Peter C. Schultz, Ph.D. (born 1942), is co-inventor of the fiber optics now used worldwide for telecommunications. He is retired President (1988 to 2001) of Heraeus Tenevo Inc., a $200 million technical glass manufacturer specializing in fiber optics and semiconductor markets, and retired Chief Technical Officer North America for Heraeus Holding GmbH (the $6 billion German parent company).

Biography

He was born in 1942 in Brooklyn, NY to a Czech-American mother and German-American father. He and his wife Mary Anne are residents of St. Thomas, USVI and have a second home in Essex, NY. They have four grown children and four grandchildren. He attended Rutgers University, where he earned a BS in Engineering.

Academic career

He has taught at Cornell University (Visiting Professor Materials Science 1978-1984), George Washington University (Continuing Engineering Program Professor 1976-1994) and University of Virginia (Visiting Professor of Darden School 1988-1998). He has extensive legal experience as an expert witness in patent defense.

Other activities

Since 2001 he has provided consulting services to several companies (including Intel, SEMATECH International, Yazaki, Furukawa, IMRA and SPI Lasers plc) and expert witness for several law firms, through Peter Schultz Consulting, LLC. He serves as senior advisor and Board member of OFS (the Lucent fiber optics business unit acquired by Furukawa in 2001). He also serves as a Board member of CBN Connect Inc., a non-profit company providing an open access broadband fiber-to-the-home system to the Adirondack region of NY.

He is also President of a start-up company (BioSensor Inc., founded in 1997) developing a non-invasive fiber optic sensor to measure blood glucose for diabetics, based on Russian technology. He is a member of the Selection Committee for the National Medal of Technology and a Board member of the National Inventors Hall of Fame.

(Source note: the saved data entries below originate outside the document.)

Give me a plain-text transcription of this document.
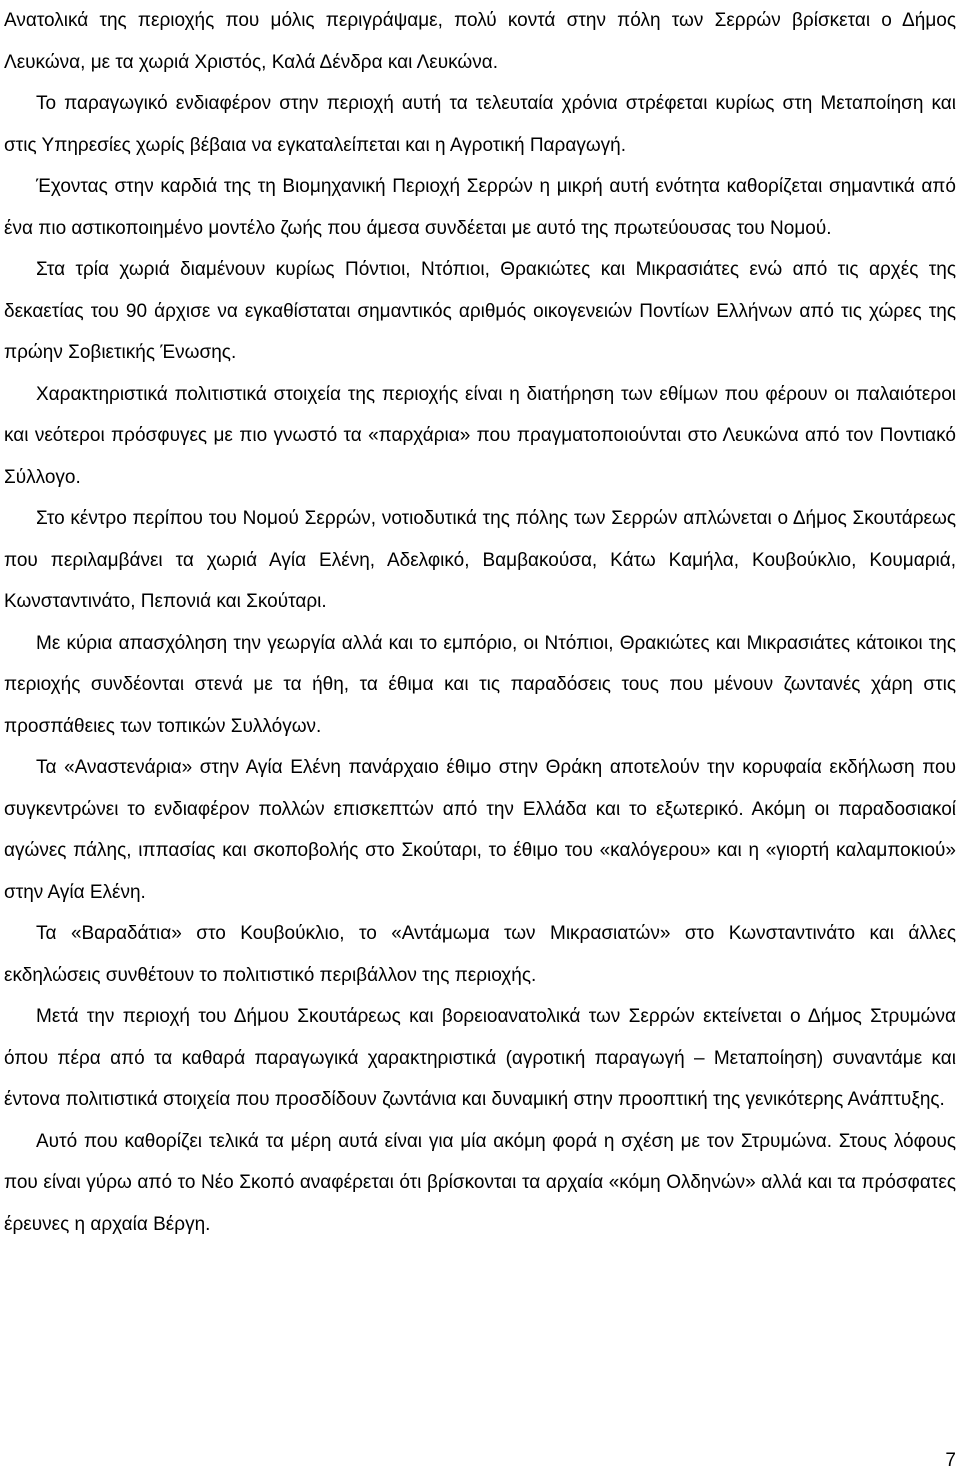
Ανατολικά της περιοχής που μόλις περιγράψαμε, πολύ κοντά στην πόλη των Σερρών βρίσκεται ο Δήμος Λευκώνα, με τα χωριά Χριστός, Καλά Δένδρα και Λευκώνα.

Το παραγωγικό ενδιαφέρον στην περιοχή αυτή τα τελευταία χρόνια στρέφεται κυρίως στη Μεταποίηση και στις Υπηρεσίες χωρίς βέβαια να εγκαταλείπεται και η Αγροτική Παραγωγή.

Έχοντας στην καρδιά της τη Βιομηχανική Περιοχή Σερρών η μικρή αυτή ενότητα καθορίζεται σημαντικά από ένα πιο αστικοποιημένο μοντέλο ζωής που άμεσα συνδέεται με αυτό της πρωτεύουσας του Νομού.

Στα τρία χωριά διαμένουν κυρίως Πόντιοι, Ντόπιοι, Θρακιώτες και Μικρασιάτες ενώ από τις αρχές της δεκαετίας του 90 άρχισε να εγκαθίσταται σημαντικός αριθμός οικογενειών Ποντίων Ελλήνων από τις χώρες της πρώην Σοβιετικής Ένωσης.

Χαρακτηριστικά πολιτιστικά στοιχεία της περιοχής είναι η διατήρηση των εθίμων που φέρουν οι παλαιότεροι και νεότεροι πρόσφυγες με πιο γνωστό τα «παρχάρια» που πραγματοποιούνται στο Λευκώνα από τον Ποντιακό Σύλλογο.

Στο κέντρο περίπου του Νομού Σερρών, νοτιοδυτικά της πόλης των Σερρών απλώνεται ο Δήμος Σκουτάρεως που περιλαμβάνει τα χωριά Αγία Ελένη, Αδελφικό, Βαμβακούσα, Κάτω Καμήλα, Κουβούκλιο, Κουμαριά, Κωνσταντινάτο, Πεπονιά και Σκούταρι.

Με κύρια απασχόληση την γεωργία αλλά και το εμπόριο, οι Ντόπιοι, Θρακιώτες και Μικρασιάτες κάτοικοι της περιοχής συνδέονται στενά με τα ήθη, τα έθιμα και τις παραδόσεις τους που μένουν ζωντανές χάρη στις προσπάθειες των τοπικών Συλλόγων.

Τα «Αναστενάρια» στην Αγία Ελένη πανάρχαιο έθιμο στην Θράκη αποτελούν την κορυφαία εκδήλωση που συγκεντρώνει το ενδιαφέρον πολλών επισκεπτών από την Ελλάδα και το εξωτερικό. Ακόμη οι παραδοσιακοί αγώνες πάλης, ιππασίας και σκοποβολής στο Σκούταρι, το έθιμο του «καλόγερου» και η «γιορτή καλαμποκιού» στην Αγία Ελένη.

Τα «Βαραδάτια» στο Κουβούκλιο, το «Αντάμωμα των Μικρασιατών» στο Κωνσταντινάτο και άλλες εκδηλώσεις συνθέτουν το πολιτιστικό περιβάλλον της περιοχής.

Μετά την περιοχή του Δήμου Σκουτάρεως και βορειοανατολικά των Σερρών εκτείνεται ο Δήμος Στρυμώνα όπου πέρα από τα καθαρά παραγωγικά χαρακτηριστικά (αγροτική παραγωγή – Μεταποίηση) συναντάμε και έντονα πολιτιστικά στοιχεία που προσδίδουν ζωντάνια και δυναμική στην προοπτική της γενικότερης Ανάπτυξης.

Αυτό που καθορίζει τελικά τα μέρη αυτά είναι για μία ακόμη φορά η σχέση με τον Στρυμώνα. Στους λόφους που είναι γύρω από το Νέο Σκοπό αναφέρεται ότι βρίσκονται τα αρχαία «κόμη Ολδηνών» αλλά και τα πρόσφατες έρευνες η αρχαία Βέργη.

7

Peter Schultz holds 26 patents, has written over 20 research papers and is an expert in fused silica glasses.

Awards and honors

In 1993 he was inducted into the National Inventors Hall of Fame[1] and in 2000 he received the National Medal of Technology from U.S. President Bill Clinton for this accomplishment (the highest technology award of the US government).[2][3] He was elected to member of the National Academy of Engineering in 2001.[4] He is the recipient of numerous other awards including the International Glass Science Award (1977), SPIE Technology Achievement Award (1981), ASM Engineering Materials Achievement Award (1983), First American Innovators Award (US Dept. of Commerce 1995), Rutgers University Distinguished Alumni (2000), the Czech Gold Medal for Achievement (President Havel 2002), Fellow of the American Ceramic Society.